The multi-agent system (MAS) offers a new dimension for cooperation and coordination in an enterprise. The MAS paradigm provides very suitable architecture for the design and implementation of integrative business information systems. With agent-based technology the support for the development of complex information systems is introduced by natural decomposition, abstraction, and the flexibility of management for organizational structure changes. The MAS consists of a collection of autonomous agents that can define their own goals and actions and that can interact and collaborate with each other through communication. In a MAS environment, agents work collectively to solve specific problems.
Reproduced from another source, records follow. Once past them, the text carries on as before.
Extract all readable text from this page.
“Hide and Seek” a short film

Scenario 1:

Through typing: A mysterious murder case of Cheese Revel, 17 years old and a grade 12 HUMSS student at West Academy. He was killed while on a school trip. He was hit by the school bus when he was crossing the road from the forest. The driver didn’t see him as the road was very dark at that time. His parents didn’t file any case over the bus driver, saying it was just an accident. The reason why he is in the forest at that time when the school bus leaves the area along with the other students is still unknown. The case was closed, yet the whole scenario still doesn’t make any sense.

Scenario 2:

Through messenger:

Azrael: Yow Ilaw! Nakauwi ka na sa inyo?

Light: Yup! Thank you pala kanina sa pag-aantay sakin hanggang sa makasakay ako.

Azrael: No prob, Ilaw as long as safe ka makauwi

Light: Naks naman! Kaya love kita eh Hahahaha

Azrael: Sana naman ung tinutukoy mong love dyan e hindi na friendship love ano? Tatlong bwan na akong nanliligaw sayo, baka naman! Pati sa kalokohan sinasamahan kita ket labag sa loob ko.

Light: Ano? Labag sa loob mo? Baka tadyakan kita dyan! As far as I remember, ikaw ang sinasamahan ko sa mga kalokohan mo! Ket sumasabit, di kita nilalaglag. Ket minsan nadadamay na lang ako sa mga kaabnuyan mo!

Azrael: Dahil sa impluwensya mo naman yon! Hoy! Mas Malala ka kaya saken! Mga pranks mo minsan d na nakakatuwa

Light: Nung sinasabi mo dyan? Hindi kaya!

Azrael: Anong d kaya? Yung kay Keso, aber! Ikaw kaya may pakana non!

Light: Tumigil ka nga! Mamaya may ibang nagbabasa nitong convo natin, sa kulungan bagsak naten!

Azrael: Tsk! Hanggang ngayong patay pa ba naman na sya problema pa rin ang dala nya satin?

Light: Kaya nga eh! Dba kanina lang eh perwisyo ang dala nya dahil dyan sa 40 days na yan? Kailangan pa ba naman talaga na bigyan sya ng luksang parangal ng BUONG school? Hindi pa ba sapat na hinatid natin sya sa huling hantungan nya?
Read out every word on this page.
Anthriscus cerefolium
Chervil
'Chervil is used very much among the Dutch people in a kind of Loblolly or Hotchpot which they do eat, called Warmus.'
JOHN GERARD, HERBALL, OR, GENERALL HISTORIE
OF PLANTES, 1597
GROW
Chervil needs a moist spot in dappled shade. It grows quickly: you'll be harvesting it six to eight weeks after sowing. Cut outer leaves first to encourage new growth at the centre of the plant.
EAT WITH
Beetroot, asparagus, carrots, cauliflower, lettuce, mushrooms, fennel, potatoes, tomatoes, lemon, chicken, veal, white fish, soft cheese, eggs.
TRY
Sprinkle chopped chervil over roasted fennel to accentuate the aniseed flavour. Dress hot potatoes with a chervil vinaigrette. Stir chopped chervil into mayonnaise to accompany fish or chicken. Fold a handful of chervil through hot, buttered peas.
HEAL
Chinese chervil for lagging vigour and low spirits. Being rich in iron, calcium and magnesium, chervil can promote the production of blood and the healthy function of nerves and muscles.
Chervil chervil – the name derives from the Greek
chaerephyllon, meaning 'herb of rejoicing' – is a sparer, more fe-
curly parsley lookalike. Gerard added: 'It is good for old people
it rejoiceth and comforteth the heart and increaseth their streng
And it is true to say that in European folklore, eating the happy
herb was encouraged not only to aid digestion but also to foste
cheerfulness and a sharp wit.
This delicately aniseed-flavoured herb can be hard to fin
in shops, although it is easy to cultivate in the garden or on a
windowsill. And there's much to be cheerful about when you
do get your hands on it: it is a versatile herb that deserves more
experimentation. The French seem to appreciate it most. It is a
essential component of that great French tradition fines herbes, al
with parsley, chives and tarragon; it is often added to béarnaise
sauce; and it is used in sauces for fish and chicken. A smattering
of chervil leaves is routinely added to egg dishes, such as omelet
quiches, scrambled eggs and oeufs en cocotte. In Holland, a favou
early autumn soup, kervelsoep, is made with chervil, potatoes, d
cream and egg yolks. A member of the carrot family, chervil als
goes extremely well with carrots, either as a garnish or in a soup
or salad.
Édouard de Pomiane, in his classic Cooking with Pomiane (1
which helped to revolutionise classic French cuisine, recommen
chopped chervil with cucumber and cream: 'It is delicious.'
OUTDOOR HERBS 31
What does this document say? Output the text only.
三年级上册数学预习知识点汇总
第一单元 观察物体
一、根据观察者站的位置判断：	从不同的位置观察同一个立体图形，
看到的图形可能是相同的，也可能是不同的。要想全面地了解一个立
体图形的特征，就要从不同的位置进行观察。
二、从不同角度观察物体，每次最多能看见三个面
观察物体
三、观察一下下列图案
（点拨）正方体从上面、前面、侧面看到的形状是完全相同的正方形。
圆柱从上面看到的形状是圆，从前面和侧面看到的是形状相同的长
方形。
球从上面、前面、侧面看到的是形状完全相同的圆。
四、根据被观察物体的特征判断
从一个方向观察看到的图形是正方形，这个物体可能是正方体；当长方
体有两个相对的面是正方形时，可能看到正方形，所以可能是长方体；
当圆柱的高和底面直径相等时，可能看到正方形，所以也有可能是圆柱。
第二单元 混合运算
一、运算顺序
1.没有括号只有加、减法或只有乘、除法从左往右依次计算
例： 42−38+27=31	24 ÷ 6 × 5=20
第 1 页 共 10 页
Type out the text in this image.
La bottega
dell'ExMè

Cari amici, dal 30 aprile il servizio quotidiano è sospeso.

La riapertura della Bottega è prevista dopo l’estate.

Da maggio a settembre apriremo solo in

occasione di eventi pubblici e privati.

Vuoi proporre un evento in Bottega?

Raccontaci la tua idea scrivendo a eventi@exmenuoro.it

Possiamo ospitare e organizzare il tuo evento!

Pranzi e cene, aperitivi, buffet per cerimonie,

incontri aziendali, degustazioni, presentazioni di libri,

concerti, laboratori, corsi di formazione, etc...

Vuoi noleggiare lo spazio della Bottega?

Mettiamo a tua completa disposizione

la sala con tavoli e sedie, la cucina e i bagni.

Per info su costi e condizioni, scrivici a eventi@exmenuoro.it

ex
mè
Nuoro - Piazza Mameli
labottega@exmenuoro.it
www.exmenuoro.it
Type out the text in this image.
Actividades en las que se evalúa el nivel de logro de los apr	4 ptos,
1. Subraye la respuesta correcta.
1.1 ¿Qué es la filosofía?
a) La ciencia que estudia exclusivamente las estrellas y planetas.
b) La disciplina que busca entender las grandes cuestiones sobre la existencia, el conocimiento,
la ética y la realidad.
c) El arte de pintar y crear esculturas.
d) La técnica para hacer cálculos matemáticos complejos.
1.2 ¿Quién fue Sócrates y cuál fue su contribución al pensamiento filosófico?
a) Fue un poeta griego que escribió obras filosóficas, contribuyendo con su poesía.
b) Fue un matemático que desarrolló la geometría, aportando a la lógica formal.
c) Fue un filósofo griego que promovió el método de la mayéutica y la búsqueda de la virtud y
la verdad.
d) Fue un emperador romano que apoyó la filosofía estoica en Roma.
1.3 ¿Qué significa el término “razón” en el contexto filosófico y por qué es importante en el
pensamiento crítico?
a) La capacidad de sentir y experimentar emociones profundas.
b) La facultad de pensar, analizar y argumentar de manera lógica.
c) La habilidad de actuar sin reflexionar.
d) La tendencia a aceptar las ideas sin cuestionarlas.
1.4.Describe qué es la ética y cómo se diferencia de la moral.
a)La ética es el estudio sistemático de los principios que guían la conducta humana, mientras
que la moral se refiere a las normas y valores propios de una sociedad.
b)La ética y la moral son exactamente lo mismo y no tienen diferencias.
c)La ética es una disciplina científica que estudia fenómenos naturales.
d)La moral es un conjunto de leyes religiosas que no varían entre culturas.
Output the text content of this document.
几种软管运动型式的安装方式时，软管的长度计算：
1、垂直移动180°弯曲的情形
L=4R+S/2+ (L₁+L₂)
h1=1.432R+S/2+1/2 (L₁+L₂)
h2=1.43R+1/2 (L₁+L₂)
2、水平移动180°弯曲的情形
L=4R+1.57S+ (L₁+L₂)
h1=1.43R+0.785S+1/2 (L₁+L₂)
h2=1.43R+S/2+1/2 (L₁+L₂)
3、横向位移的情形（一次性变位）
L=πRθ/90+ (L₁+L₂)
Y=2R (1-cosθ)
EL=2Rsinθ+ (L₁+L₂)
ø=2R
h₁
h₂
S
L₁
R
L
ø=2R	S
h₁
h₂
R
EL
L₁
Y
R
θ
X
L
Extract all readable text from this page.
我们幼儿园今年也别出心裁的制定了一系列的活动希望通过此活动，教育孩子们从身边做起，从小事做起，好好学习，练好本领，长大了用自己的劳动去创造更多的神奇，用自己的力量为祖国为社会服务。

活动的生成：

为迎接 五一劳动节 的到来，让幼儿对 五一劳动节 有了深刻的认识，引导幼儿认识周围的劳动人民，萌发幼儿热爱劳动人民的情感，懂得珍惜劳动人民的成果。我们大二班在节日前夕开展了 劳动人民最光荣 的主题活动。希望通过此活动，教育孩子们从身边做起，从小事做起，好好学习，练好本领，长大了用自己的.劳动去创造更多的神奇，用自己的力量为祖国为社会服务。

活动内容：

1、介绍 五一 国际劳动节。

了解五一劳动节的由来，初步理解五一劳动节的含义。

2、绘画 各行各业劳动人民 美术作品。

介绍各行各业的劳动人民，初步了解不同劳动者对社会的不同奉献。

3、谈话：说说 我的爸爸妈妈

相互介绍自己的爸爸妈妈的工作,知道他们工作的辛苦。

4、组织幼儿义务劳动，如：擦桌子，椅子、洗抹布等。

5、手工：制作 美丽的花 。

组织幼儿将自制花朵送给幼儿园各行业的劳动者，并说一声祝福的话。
It provides an effective platform for coordination and cooperation among multiple functional units in an organization [15].
According to Ferber and Perrot [14], a multi-agent system is composed of
  • The environment E: Represents the space where agents can move;

  • A set of situated objects O: This means that at it is possible to associate with any object that is in position in E;

  • A set of agents A: Considered as particular objects representing the active entities of the system;

  • A set of relations R: Unites the objects (especially the agents) between them;

  • A set of operations OP: Allows the agents of A to produce, consume, transform, and manipulate the objects of O. This corresponds to the ability of agents to perceive their environment.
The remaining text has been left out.